Detesto los nacionalismos. Incluso si llegara el día de la reunificación de Las Villas y mis coterráneos decidieran separarse de Cuba o en el hipotético caso de que el Cibao tratara de independizarse de República Dominicana, me abstendría de jurar por esos sentidos de mi pertenencia.
Como Jorge Drexler, prefiero cualquier quimera a ese trozo de tela triste que es siempre una bandera.
El nacionalismo y, sobre todo, el patrioterismo, me parecen una farsa muy lamentable y peligrosa que solo ayuda a los que no tienen argumentos reales para mantenerse en el poder o llegar a él.
Por instinto de conservación y, sobre todo, por experiencia, desconfiaría de cualquier alianza que involucre a individuos de la calaña de Pablo Iglesias, esos que sin ningún tipo de pudor ni estómago eligen sus muertos, sus reprimidos y sus derechos.

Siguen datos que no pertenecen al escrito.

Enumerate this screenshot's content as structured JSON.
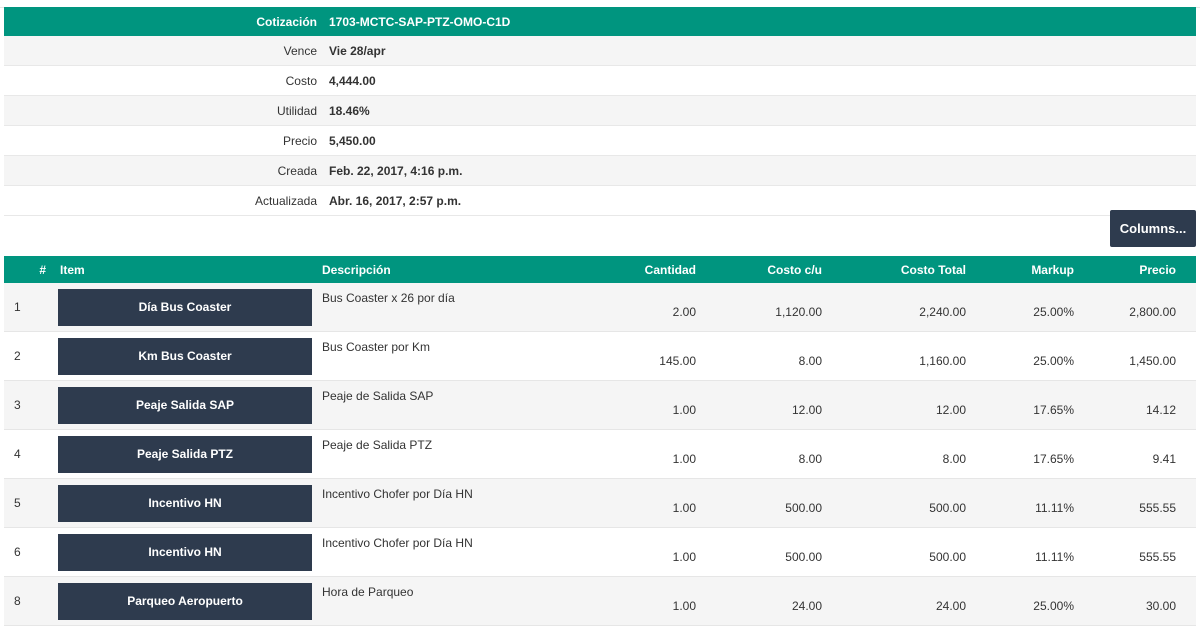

Todos los muertos y todos los reprimidos deben importarnos lo mismo, como los derechos tienen que ser los mismos para todos. A los 50 años, pocas cosas me asquean más que la doble moral (debe ser porque nací y crecí en una dictadura, la de Cuba, donde es moneda corriente).
Mariano Rajoy es, junto a Pablo Iglesias, el resultado de la gran decadencia en la que se encuentra hoy la política española y su gestión de la crisis de Cataluña es vergonzosa y, sin duda alguna, criminal (no tiene que haber muertos para que se cometan crímenes).
Se debería convocar a un referéndum legal y, si lo ganan los independentistas, declararse la independencia de Cataluña. Si se impone la permanencia en España, también debería respetarse… ¡y honrarse!